Galleries Maurice Sternberg
- Established: 1945
- Location: 3000 North Sheridan Road, Chicago, Illinois 60657 United States
- Coordinates: 41°56′13″N 87°38′23″W﻿ / ﻿41.9369°N 87.6397°W
- Directors: Harvey Pool, Susan Pool
- Website: https://www.galleriesmauricesternberg.com

= Galleries Maurice Sternberg =

Art gallery in Chicago, Illinois, US

Galleries Maurice Sternberg is Chicago's oldest continually operating art gallery, founded in 1945.

The gallery was founded by Maurice Sternberg and Judith Sternberg in the arcade of the Drake Hotel. In its early days, the gallery became known for exhibiting the work of American and European artists including Antoine Blanchard, Edouard Cortes, and Alexander Calder.

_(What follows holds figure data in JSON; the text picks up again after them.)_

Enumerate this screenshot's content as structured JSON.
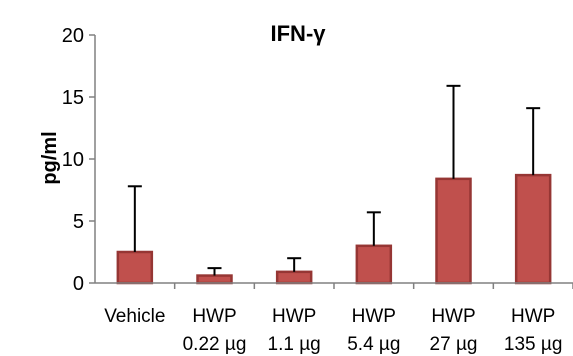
{
  "chart_data": {
    "type": "bar",
    "title": "IFN-γ",
    "ylabel": "pg/ml",
    "xlabel": "",
    "ylim": [
      0,
      20
    ],
    "yticks": [
      0,
      5,
      10,
      15,
      20
    ],
    "categories": [
      [
        "Vehicle"
      ],
      [
        "HWP",
        "0.22 µg"
      ],
      [
        "HWP",
        "1.1 µg"
      ],
      [
        "HWP",
        "5.4 µg"
      ],
      [
        "HWP",
        "27 µg"
      ],
      [
        "HWP",
        "135 µg"
      ]
    ],
    "values": [
      2.5,
      0.6,
      0.9,
      3.0,
      8.4,
      8.7
    ],
    "error_upper": [
      7.8,
      1.2,
      2.0,
      5.7,
      15.9,
      14.1
    ],
    "grid": false,
    "colors": {
      "bar_fill": "#c0504d",
      "bar_edge": "#963634",
      "error_bar": "#000000",
      "axis": "#808080"
    }
  }
}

Maurice Sternberg died in 1994 and the gallery passed to his wife, Judith who directed the gallery until 1999. The gallery was sold to Harvey Pool and Susan Pool, former Los Angeles marketing executives. Under the gallery's new directors, the location was moved from its original location in the Drake Hotel to the John Hancock Center. In the 21st century, the gallery has represented works by and mounted exhibitions for many leading American and European artists contemporary artists including, Niels Strøbek and Ian Hornak. The gallery has continued to represent artwork by many of the artists that were originally sold through the company and has introduced additional historic artists to its stable including Karel Appel, Oscar Bluemner, Bernard Buffet, Charles Burchfield, Sam Francis, Robert Indiana, Joan Miró, Henry Moore, Claes Oldenburg and Andy Warhol, among others.

In 2011, the gallery relocated to 3000 North Sheridan Road in Chicago.